The problem I’ve been seeing recently, even from people that I know would consider themselves Christians, is an attitude of trying to justify their behavior, or possible sin, by using the statement; “Only God can judge me!”  I get it.  Who likes to be told they are doing something wrong?  Who likes having to confront some of the worst parts of themselves, especially when having to deal with that is worse because we are our own worst critics at times.  It’s just easier to justify it, or gloss over the sin in our lives so that we don’t have to deal with it.  “God is the only one that can judge me”.

Is that a true statement, or are we just fooling ourselves when we use it?  The simple answer is, there really isn’t a simple answer.  First, let me deal with something that should be basic.  Saying God is the only one that can judge me as a justification for my bad behavior should not be a comfort.  God is going to judge all of us in the end, and we are told to confess our sins, not judge them or sweep them under the rug so to speak.  I John 1:8-10 reads, “If we claim to be without sin, we deceive ourselves and the truth is not in us. If we confess our sins, he is faithful and just and will forgive us our sins and purify us from all unrighteousness. 10 If we claim we have not sinned, we make him out to be a liar and his word is not in us.”

So with that out of the way, let’s dive in to the question at hand; Is God the only one that can judge us?  The good thing is that scripture does seem to speak to this, but at the same time, it doesn’t make one clear definitive answer.  Jesus talks about this idea on more than one occasion, but let’s just focus on one for this discussion.  Matthew 7:1-5 (click here) is where Jesus famously talks about not trying to get the speck out of your brother’s eye while you still have a plank in your own eye.  In other words, don’t judge someone else’s sin without being aware of your own.  Some people like to say that He is saying that it is not right to judge anyone at anytime.  In fact, that passage starts off with, “Do not judge, or you too will be judged. For in the same way you judge others, you will be judged, and with the measure you use, it will be measured to you.”  

It appears, when you look at everything here, however, that He is saying make sure you deal with your own sin first, before helping your brother with his.  In fact, that’s exactly what He says.  He ends with this; “first take the plank out of your own eye, and then you will see clearly to remove the speck from your brother’s eye.”  Remove the speck from your brother’s eye.  We have a responsibility to help our brother, but only after making sure we have taken care of confessing and getting rid of our own sin.  And that can be an ongoing process.  That’s where I John 1 that I quoted earlier really comes into play.

Also, let’s look at some of the instructions from Paul to the church in Corinth.  I Corinthians 5:12, 13 read this way; “12 What business is it of mine to judge those outside the church?
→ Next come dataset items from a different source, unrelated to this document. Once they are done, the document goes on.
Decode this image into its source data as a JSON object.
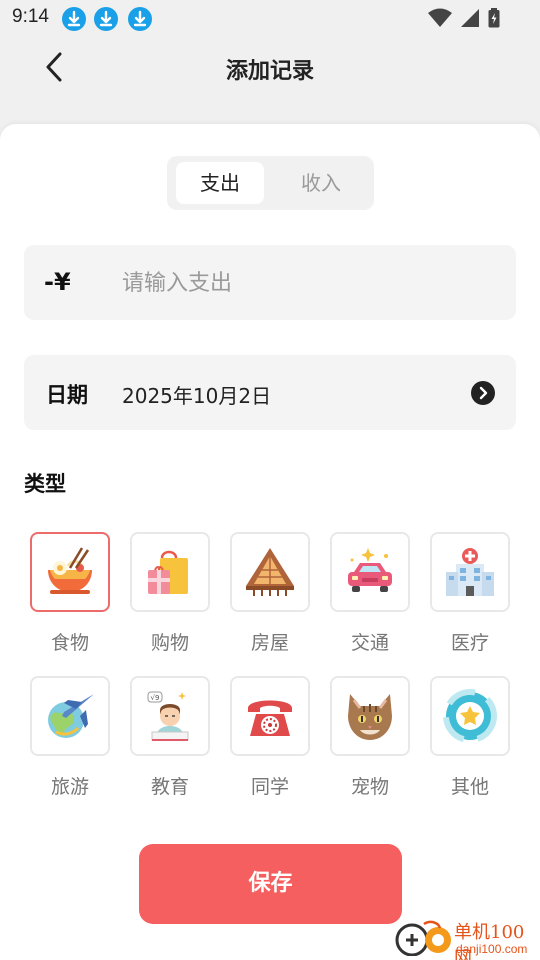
{
  "status_bar": {
    "time": "9:14",
    "download_icons": [
      "download-icon",
      "download-icon",
      "download-icon"
    ],
    "indicators": [
      "wifi-icon",
      "signal-icon",
      "battery-icon"
    ]
  },
  "header": {
    "title": "添加记录",
    "back_icon": "chevron-left-icon"
  },
  "type_toggle": {
    "options": [
      "支出",
      "收入"
    ],
    "selected": "支出"
  },
  "amount": {
    "prefix": "-¥",
    "placeholder": "请输入支出",
    "value": ""
  },
  "date": {
    "label": "日期",
    "value": "2025年10月2日",
    "arrow_icon": "chevron-right-circle-icon"
  },
  "category_section": {
    "title": "类型",
    "selected": "食物",
    "items": [
      {
        "label": "食物",
        "icon": "noodle-bowl-icon"
      },
      {
        "label": "购物",
        "icon": "shopping-bag-icon"
      },
      {
        "label": "房屋",
        "icon": "house-icon"
      },
      {
        "label": "交通",
        "icon": "car-icon"
      },
      {
        "label": "医疗",
        "icon": "hospital-icon"
      },
      {
        "label": "旅游",
        "icon": "airplane-globe-icon"
      },
      {
        "label": "教育",
        "icon": "student-icon"
      },
      {
        "label": "同学",
        "icon": "telephone-icon"
      },
      {
        "label": "宠物",
        "icon": "cat-icon"
      },
      {
        "label": "其他",
        "icon": "star-ring-icon"
      }
    ]
  },
  "save_button": {
    "label": "保存"
  },
  "watermark": {
    "name": "单机100网",
    "url": "danji100.com"
  },
  "colors": {
    "accent": "#f65f5f",
    "selected_border": "#ee6b6b",
    "background": "#f0f0f0",
    "field_background": "#f4f4f4"
  }
}
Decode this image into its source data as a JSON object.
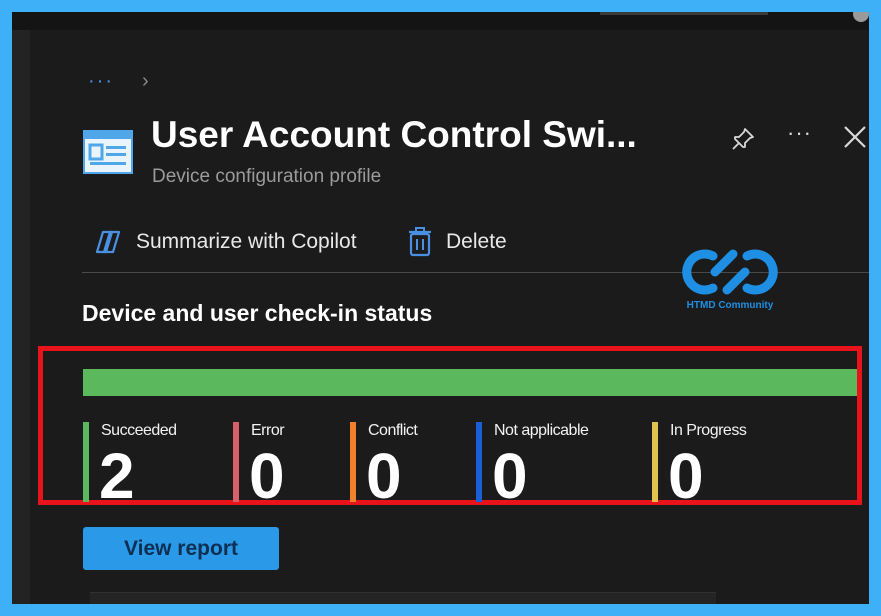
{
  "header": {
    "breadcrumb_ellipsis": "···",
    "breadcrumb_chevron": "›",
    "title": "User Account Control Swi...",
    "subtitle": "Device configuration profile",
    "more": "···"
  },
  "commands": {
    "copilot_label": "Summarize with Copilot",
    "delete_label": "Delete"
  },
  "watermark": {
    "text": "HTMD Community"
  },
  "checkin": {
    "section_title": "Device and user check-in status",
    "progress_succeeded_fraction": 1.0,
    "stats": [
      {
        "label": "Succeeded",
        "value": "2",
        "color": "#5cb85c"
      },
      {
        "label": "Error",
        "value": "0",
        "color": "#d9606b"
      },
      {
        "label": "Conflict",
        "value": "0",
        "color": "#f0812a"
      },
      {
        "label": "Not applicable",
        "value": "0",
        "color": "#1a5fd6"
      },
      {
        "label": "In Progress",
        "value": "0",
        "color": "#e2c14f"
      }
    ],
    "view_report_label": "View report"
  },
  "colors": {
    "outer_border": "#3db0f7",
    "highlight_box": "#e8131b",
    "accent": "#2a9ae8"
  }
}
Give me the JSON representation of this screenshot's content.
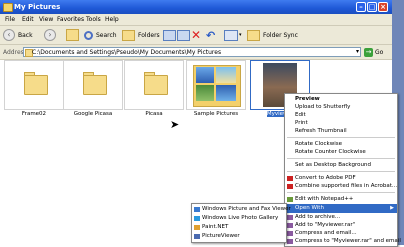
{
  "window": {
    "title": "My Pictures"
  },
  "menubar": [
    "File",
    "Edit",
    "View",
    "Favorites",
    "Tools",
    "Help"
  ],
  "toolbar": {
    "back": "Back",
    "search": "Search",
    "folders": "Folders",
    "folder_sync": "Folder Sync"
  },
  "address": {
    "label": "Address",
    "value": "C:\\Documents and Settings\\Pseudo\\My Documents\\My Pictures",
    "go": "Go"
  },
  "items": [
    {
      "label": "Frame02"
    },
    {
      "label": "Google Picasa"
    },
    {
      "label": "Picasa"
    },
    {
      "label": "Sample Pictures"
    },
    {
      "label": "Myviewer"
    }
  ],
  "context_menu": [
    "Preview",
    "Upload to Shutterfly",
    "Edit",
    "Print",
    "Refresh Thumbnail",
    "Rotate Clockwise",
    "Rotate Counter Clockwise",
    "Set as Desktop Background",
    "Convert to Adobe PDF",
    "Combine supported files in Acrobat...",
    "Edit with Notepad++",
    "Open With",
    "Add to archive...",
    "Add to \"Myviewer.rar\"",
    "Compress and email...",
    "Compress to \"Myviewer.rar\" and email"
  ],
  "submenu": [
    "Windows Picture and Fax Viewer",
    "Windows Live Photo Gallery",
    "Paint.NET",
    "PictureViewer"
  ],
  "colors": {
    "titlebar": "#1f58d6",
    "highlight": "#316ac5",
    "window_bg": "#ece9d8"
  }
}
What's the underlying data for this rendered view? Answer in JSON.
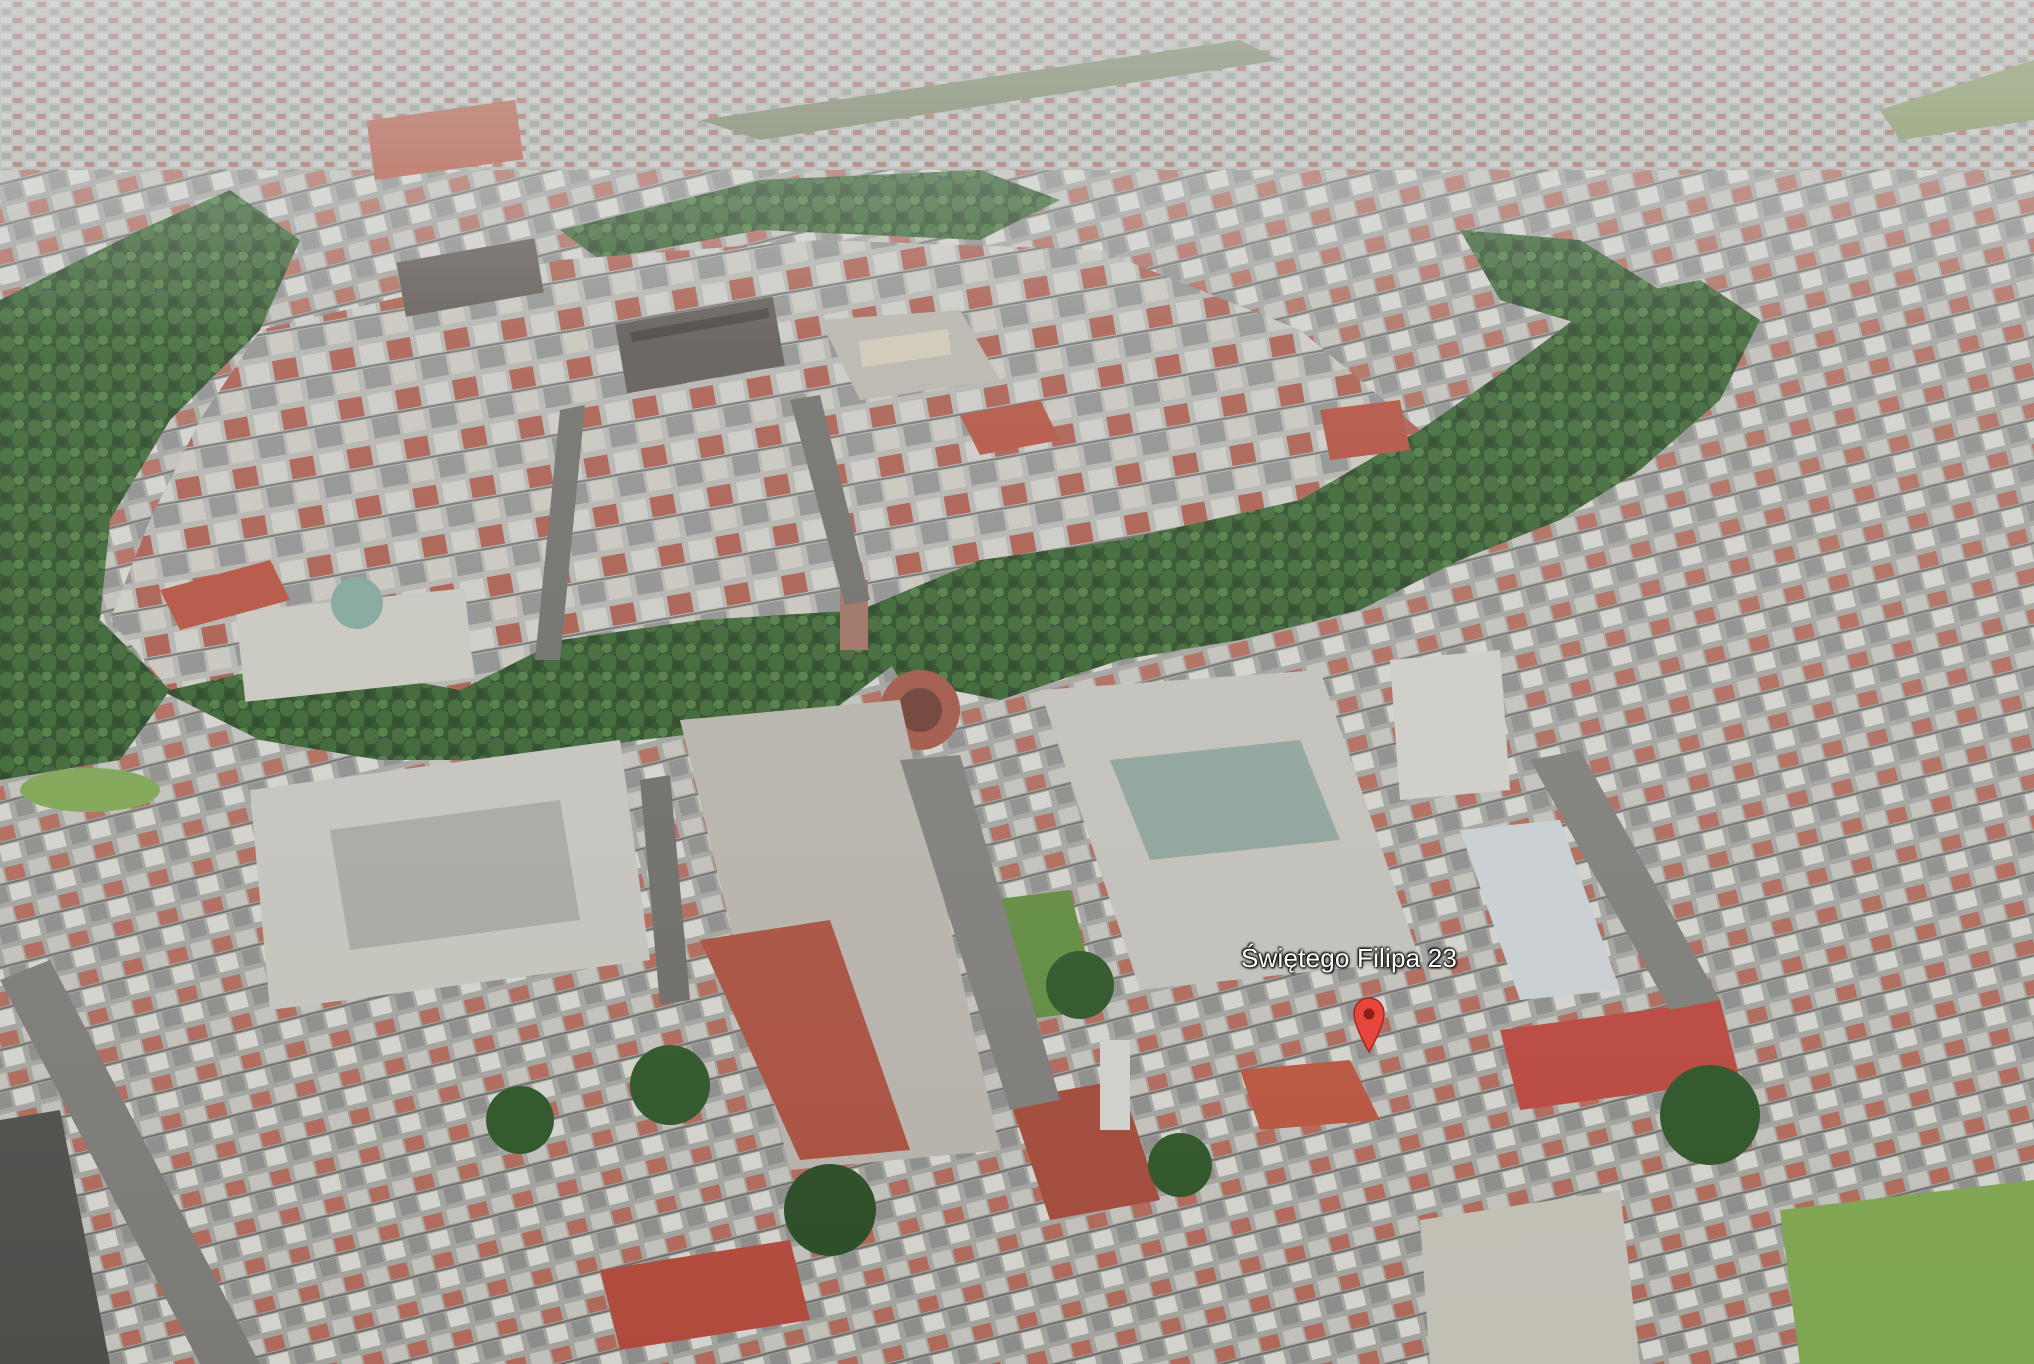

Are you not to judge those inside? 13 God will judge those outside. ‘Expel the wicked person from among you.'”  This would make it appear that if the person is not a believer, then we really have no business in judging them.  That doesn’t mean that we don’t try to build a relationship with them in order to introduce them to our Savior, but it means that we don’t judge them with the same standards that we should one of our own.  That’s a topic for a whole different blog that I may try to get to later.  But Paul seems to clearly state that we, as Christian, are to hold each other accountable, and that is only done by seeing sin as sin and calling it out.  He even goes as far to say that if that person won’t deal with their sin and get rid of it, then they should be expelled.  Not a popular notion, but one that is spelled out.

So, can only God judge you?  If you’re a non-believer, then yes, but I wouldn’t want to be on that end of the judgement either.  If you are a Christian, you are responsible to God, but your fellow Christians are charged with helping to hold you accountable.  It all goes back to the idea of community.  We are supposed to be in this together, and just letting a brother or sister slide by when a sin is apparent is not a very loving way to share that community.  It’s not about judging for the sake of holding someone down.  It’s about holding each other accountable so that we can all grow closer to God together.